Further upriver, but still close and easily accessed, the river surges over the stacked natural terraces at Wai’ale Falls, the Wailuku seemingly propelled with even more power — the pounding sound of the water a sonorous sizzling song.
Seeing those clustered falls was almost too easy, but getting out on the road a bit north of Hilo on Highway 19, the Belt Road on the Hamakua Coast, to see more falling waters isn’t effortful either. And the scenery and greenery will overwhelm your eyes. Past mile marker 7 is a turn for the old highway — take it! There are stretches of remarkable foliage and growth that made me think of remote jungles: mad vines twisting up tall trees, leaves like giant paddles, heavy air, a damp screaming of green — wow!

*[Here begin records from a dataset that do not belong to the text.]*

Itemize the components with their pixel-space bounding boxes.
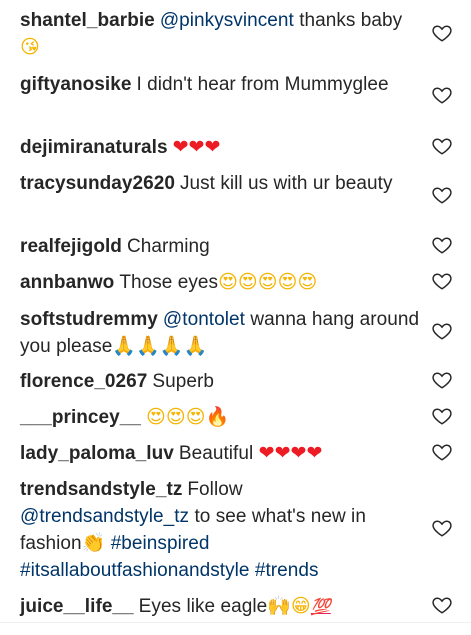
- comment-username[interactable]: annbanwo: [20, 272, 114, 293]
- comment-item: shantel_barbie @pinkysvincent thanks baby…: [20, 7, 420, 61]
- comment-item: giftyanosike I didn't hear from Mummyglee: [20, 71, 420, 98]
- comment-username[interactable]: ___princey__: [20, 407, 141, 428]
- comment-text: Superb: [152, 371, 214, 392]
- comment-item: trendsandstyle_tz Follow @trendsandstyle_t…: [20, 476, 420, 584]
- like-heart-icon[interactable]: [431, 22, 453, 44]
- comment-username[interactable]: florence_0267: [20, 371, 147, 392]
- comment-text: Follow: [187, 479, 243, 500]
- heart-eyes-emoji-icon: 😍😍😍: [146, 406, 206, 428]
- like-heart-icon[interactable]: [431, 270, 453, 292]
- comment-item: tracysunday2620 Just kill us with ur beau…: [20, 170, 420, 197]
- heart-eyes-emoji-icon: 😍😍😍😍😍: [218, 271, 318, 293]
- comment-username[interactable]: dejimiranaturals: [20, 137, 168, 158]
- like-heart-icon[interactable]: [431, 84, 453, 106]
- comment-text: I didn't hear from Mummyglee: [136, 74, 389, 95]
- like-heart-icon[interactable]: [431, 135, 453, 157]
- comment-item: annbanwo Those eyes😍😍😍😍😍: [20, 269, 420, 296]
- clap-emoji-icon: 👏: [81, 532, 106, 554]
- comment-item: softstudremmy @tontolet wanna hang around…: [20, 306, 420, 360]
- like-heart-icon[interactable]: [431, 320, 453, 342]
- like-heart-icon[interactable]: [431, 441, 453, 463]
- comment-username[interactable]: juice__life__: [20, 596, 134, 617]
- comment-item: juice__life__ Eyes like eagle🙌😁💯: [20, 593, 420, 621]
- kiss-emoji-icon: 😘: [20, 36, 40, 58]
- like-heart-icon[interactable]: [431, 405, 453, 427]
- comment-item: dejimiranaturals ❤❤❤: [20, 134, 420, 161]
- hashtag-link[interactable]: #itsallaboutfashionandstyle: [20, 560, 250, 581]
- like-heart-icon[interactable]: [431, 369, 453, 391]
- comment-text: Charming: [126, 236, 210, 257]
- comment-item: lady_paloma_luv Beautiful ❤❤❤❤: [20, 440, 420, 467]
- hashtag-link[interactable]: #trends: [255, 560, 319, 581]
- red-heart-emoji-icon: ❤❤❤: [172, 136, 221, 158]
- comment-mention[interactable]: @tontolet: [163, 309, 245, 330]
- red-heart-emoji-icon: ❤❤❤❤: [258, 442, 323, 464]
- hundred-emoji-icon: 💯: [310, 599, 331, 616]
- comment-item: florence_0267 Superb: [20, 368, 420, 395]
- comment-username[interactable]: giftyanosike: [20, 74, 131, 95]
- comment-item: ___princey__ 😍😍😍🔥: [20, 404, 420, 431]
- comment-mention[interactable]: @trendsandstyle_tz: [20, 506, 189, 527]
- comment-text: thanks baby: [293, 10, 403, 31]
- comment-text: Just kill us with ur beauty: [179, 173, 393, 194]
- comment-username[interactable]: lady_paloma_luv: [20, 443, 174, 464]
- comment-mention[interactable]: @pinkysvincent: [160, 10, 294, 31]
- comment-text: Eyes like eagle: [138, 596, 268, 617]
- pray-emoji-icon: 🙏🙏🙏🙏: [112, 335, 208, 357]
- raised-hands-emoji-icon: 🙌😁: [267, 595, 311, 617]
- comment-username[interactable]: shantel_barbie: [20, 10, 155, 31]
- fire-emoji-icon: 🔥: [205, 406, 230, 428]
- comment-username[interactable]: trendsandstyle_tz: [20, 479, 182, 500]
- like-heart-icon[interactable]: [431, 594, 453, 616]
- comment-item: realfejigold Charming: [20, 233, 420, 260]
- like-heart-icon[interactable]: [431, 517, 453, 539]
- divider: [0, 622, 471, 623]
- comment-username[interactable]: tracysunday2620: [20, 173, 175, 194]
- comment-username[interactable]: softstudremmy: [20, 309, 158, 330]
- comment-username[interactable]: realfejigold: [20, 236, 122, 257]
- like-heart-icon[interactable]: [431, 234, 453, 256]
- comment-text: Those eyes: [119, 272, 219, 293]
- hashtag-link[interactable]: #beinspired: [111, 533, 210, 554]
- comment-text: Beautiful: [178, 443, 259, 464]
- like-heart-icon[interactable]: [431, 184, 453, 206]
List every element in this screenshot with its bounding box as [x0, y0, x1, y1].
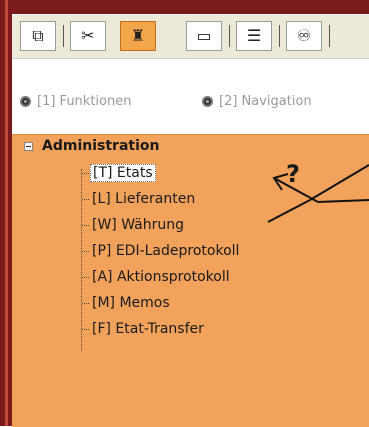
tree-item-aktionsprotokoll[interactable]: [A] Aktionsprotokoll [82, 267, 232, 287]
tree-node-administration[interactable]: Administration [24, 137, 159, 155]
tab-window[interactable]: ⧉ [20, 21, 56, 51]
tab-separator [63, 25, 64, 47]
tab-folder[interactable]: ▭ [186, 21, 222, 51]
tree-item-label: [T] Etats [90, 164, 156, 182]
collapse-icon[interactable] [24, 141, 33, 151]
tree-item-etat-transfer[interactable]: [F] Etat-Transfer [82, 319, 206, 339]
tree-connector [82, 198, 89, 200]
tab-trash[interactable]: ♜ [120, 21, 156, 51]
tree-item-label: [F] Etat-Transfer [92, 321, 204, 337]
tab-separator [229, 25, 230, 47]
tree-item-lieferanten[interactable]: [L] Lieferanten [82, 189, 197, 209]
tree-connector [82, 172, 89, 174]
radio-icon [202, 95, 213, 107]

For more frosting on nature’s cake, head for the Hawaiʻi Tropical Bioreserve and Garden off the old highway, a dizzying wonderland of manic and subtle growth. There were so many bold, dramatic orchids growing along the walkways, they seem to almost have been glued there for spectacle. Since we’re talking waterfalls, make sure to visit the sinuous and snaky Onomea Falls within the garden, and the quieter but moody Boulder Creek falls as well.
After you get back on the Belt Road, take the ’Akaka Falls turnoff to go inland for a few miles. It’s worth it: ’Akaka is a 400-foot-plus beauty, even if the parking lot was a madhouse when we arrived. The falls were draped in a dancing mist and there were lots of mingling folks, but both the main falls and the side falls along the walkways were a spectacle.
Then continue on past mile marker 16 and pull over after the bridge there. There are a couple of waterfalls on the inland side that are gorgeous. Let’s call them Bridge Falls, because I couldn’t find a name.
We didn’t venture further, although many more falls await, as does the legendarily lovely Waipi’o Valley. We were too hungry for lunch at one of Hilo’s many great restaurants, both upscale and casual. We could have explored falling waters in other parts of this expansive island, but then we would have missed a couple of days in the Kilauea volcano zones, driving up Mauna Kea (until the car sharply insisted we go down), snorkeling in agreeable waters and simply sighing about all things Hawaiʻi.
Scary stuff is happening with climate change on the whole globe, and Hawaiʻi isn’t being spared. But we felt grateful to see the poetry of its falling waters, and hope for more visits to come.